The sanctions waiver covers banks and financial institutions in South Korea, Germany, Ireland, Qatar, and Switzerland. This exemption ensures that banks from Europe, the Middle East, and Asia can convert and transfer frozen funds from South Korea to Qatar’s central bank without violating U.S. sanctions. These funds will be reserved for Iran’s humanitarian purchases.

The transfer of the $6 billion was the critical element in the prisoner release deal, which saw four of the five American detainees transferred from Iranian jails into house arrest last month. The fifth detainee had already been under house arrest.

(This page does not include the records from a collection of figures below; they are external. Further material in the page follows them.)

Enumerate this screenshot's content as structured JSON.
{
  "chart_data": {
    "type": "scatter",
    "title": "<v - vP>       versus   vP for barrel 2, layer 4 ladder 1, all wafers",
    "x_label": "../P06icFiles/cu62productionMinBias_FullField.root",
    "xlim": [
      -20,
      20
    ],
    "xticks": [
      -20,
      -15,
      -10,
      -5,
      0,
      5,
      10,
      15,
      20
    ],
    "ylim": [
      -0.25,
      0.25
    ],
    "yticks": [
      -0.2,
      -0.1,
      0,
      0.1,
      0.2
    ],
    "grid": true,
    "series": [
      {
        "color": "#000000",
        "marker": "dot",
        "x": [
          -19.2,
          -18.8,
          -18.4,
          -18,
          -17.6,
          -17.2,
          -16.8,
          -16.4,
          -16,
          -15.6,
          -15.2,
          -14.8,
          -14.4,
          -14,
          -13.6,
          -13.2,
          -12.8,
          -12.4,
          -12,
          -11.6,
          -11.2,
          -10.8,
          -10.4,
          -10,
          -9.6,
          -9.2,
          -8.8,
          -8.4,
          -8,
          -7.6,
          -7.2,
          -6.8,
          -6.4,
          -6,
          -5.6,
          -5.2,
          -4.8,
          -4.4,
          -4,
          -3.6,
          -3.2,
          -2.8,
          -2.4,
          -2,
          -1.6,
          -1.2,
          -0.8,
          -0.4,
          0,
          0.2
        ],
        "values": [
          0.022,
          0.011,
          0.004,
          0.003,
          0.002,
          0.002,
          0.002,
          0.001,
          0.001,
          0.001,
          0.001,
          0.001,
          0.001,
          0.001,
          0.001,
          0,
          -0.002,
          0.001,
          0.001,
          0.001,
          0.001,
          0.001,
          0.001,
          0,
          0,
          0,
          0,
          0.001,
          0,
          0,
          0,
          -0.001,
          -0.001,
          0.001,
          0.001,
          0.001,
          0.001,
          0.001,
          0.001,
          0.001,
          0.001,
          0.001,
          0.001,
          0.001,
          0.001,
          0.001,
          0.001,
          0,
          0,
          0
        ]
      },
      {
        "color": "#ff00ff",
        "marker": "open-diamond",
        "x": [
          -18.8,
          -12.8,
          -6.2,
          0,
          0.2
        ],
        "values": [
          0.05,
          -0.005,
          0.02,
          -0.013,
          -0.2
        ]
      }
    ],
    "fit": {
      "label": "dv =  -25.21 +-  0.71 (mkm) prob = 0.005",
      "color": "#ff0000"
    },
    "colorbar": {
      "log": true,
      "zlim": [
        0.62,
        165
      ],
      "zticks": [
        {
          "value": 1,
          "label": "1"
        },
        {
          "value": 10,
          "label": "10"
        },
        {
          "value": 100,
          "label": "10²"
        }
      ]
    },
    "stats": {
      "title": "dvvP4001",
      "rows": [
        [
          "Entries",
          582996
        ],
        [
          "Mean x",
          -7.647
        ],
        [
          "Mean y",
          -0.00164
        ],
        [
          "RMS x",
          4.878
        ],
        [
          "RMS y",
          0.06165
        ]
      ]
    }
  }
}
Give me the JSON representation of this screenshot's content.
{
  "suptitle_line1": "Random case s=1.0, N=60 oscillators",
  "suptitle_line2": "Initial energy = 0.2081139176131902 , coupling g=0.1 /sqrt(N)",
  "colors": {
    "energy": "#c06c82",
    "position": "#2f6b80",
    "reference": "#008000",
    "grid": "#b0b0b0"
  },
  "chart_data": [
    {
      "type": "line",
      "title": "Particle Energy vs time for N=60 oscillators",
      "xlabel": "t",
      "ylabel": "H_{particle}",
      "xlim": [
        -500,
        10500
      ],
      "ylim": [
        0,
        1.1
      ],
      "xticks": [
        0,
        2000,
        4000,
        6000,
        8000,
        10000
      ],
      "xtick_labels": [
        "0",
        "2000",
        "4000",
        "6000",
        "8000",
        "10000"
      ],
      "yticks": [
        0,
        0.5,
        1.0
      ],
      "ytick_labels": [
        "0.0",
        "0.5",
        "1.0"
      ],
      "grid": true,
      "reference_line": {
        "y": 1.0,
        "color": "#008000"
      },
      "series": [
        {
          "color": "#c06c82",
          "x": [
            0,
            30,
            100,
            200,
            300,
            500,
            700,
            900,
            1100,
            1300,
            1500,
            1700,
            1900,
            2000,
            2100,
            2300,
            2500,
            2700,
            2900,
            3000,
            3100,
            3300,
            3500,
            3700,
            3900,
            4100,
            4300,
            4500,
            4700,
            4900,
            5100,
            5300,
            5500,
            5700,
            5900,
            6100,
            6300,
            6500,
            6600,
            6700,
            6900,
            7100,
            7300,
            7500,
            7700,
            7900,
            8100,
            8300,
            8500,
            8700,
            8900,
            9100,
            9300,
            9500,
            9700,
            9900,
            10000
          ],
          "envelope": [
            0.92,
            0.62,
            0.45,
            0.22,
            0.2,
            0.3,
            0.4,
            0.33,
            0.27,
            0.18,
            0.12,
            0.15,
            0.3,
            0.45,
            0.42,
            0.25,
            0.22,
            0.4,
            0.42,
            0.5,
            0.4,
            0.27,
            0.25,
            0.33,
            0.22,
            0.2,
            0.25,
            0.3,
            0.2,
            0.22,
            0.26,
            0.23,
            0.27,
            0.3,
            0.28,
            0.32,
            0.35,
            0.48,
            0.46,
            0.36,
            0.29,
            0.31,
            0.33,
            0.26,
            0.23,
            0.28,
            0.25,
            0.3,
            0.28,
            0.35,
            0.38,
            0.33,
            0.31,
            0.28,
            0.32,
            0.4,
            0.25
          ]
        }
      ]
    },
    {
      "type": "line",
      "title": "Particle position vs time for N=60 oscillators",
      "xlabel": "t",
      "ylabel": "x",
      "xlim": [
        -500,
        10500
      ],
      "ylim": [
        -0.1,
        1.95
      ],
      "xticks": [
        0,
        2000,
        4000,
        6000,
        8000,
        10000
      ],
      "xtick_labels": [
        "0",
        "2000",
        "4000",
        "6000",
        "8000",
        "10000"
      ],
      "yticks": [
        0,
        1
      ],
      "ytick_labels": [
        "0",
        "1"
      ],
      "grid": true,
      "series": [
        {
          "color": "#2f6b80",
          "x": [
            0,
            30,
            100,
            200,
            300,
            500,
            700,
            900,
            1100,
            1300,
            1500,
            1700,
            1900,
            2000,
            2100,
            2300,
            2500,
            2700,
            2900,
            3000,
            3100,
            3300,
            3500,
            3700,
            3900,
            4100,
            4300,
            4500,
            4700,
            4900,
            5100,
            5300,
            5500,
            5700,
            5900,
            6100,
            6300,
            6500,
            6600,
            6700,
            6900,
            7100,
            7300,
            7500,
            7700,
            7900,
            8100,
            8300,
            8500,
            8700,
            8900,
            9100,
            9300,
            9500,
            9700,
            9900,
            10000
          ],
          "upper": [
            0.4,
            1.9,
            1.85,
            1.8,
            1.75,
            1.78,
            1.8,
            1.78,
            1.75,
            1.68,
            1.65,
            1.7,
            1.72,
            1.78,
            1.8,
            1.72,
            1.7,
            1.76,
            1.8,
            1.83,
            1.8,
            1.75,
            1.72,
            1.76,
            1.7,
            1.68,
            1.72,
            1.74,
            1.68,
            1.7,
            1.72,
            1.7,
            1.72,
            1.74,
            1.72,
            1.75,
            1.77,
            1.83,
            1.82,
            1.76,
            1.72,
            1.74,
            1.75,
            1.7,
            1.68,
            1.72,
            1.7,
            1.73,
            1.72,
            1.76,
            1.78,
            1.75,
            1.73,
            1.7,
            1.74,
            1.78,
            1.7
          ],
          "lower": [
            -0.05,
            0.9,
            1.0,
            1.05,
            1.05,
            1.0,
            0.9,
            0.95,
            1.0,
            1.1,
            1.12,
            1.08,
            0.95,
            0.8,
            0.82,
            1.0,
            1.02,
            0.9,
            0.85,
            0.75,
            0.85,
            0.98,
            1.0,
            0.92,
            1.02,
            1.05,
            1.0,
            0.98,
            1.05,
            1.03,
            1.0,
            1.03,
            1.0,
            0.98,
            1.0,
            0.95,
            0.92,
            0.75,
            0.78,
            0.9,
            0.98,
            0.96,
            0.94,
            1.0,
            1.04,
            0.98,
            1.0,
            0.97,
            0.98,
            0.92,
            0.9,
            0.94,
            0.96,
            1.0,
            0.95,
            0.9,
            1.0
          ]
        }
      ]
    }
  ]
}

Due to numerous U.S. sanctions on foreign banks that engage in transactions aimed at benefitting Iran, several European countries balked at participating in the transfer. Mr. Blinken’s waiver is aimed at easing their concerns about any risk of U.S. sanctions.

The American prisoners include Siamak Namazi, who was detained in 2015 and was later sentenced to 10 years in prison on internationally criticized spying charges; Emad Sharghi, a venture capitalist sentenced to 10 years; and Morad Tahbaz, a British-American conservationist of Iranian descent who was arrested in 2018 and also received a 10-year sentence. The fourth and fifth prisoners were not identified.

The Associated Press contributed to this report.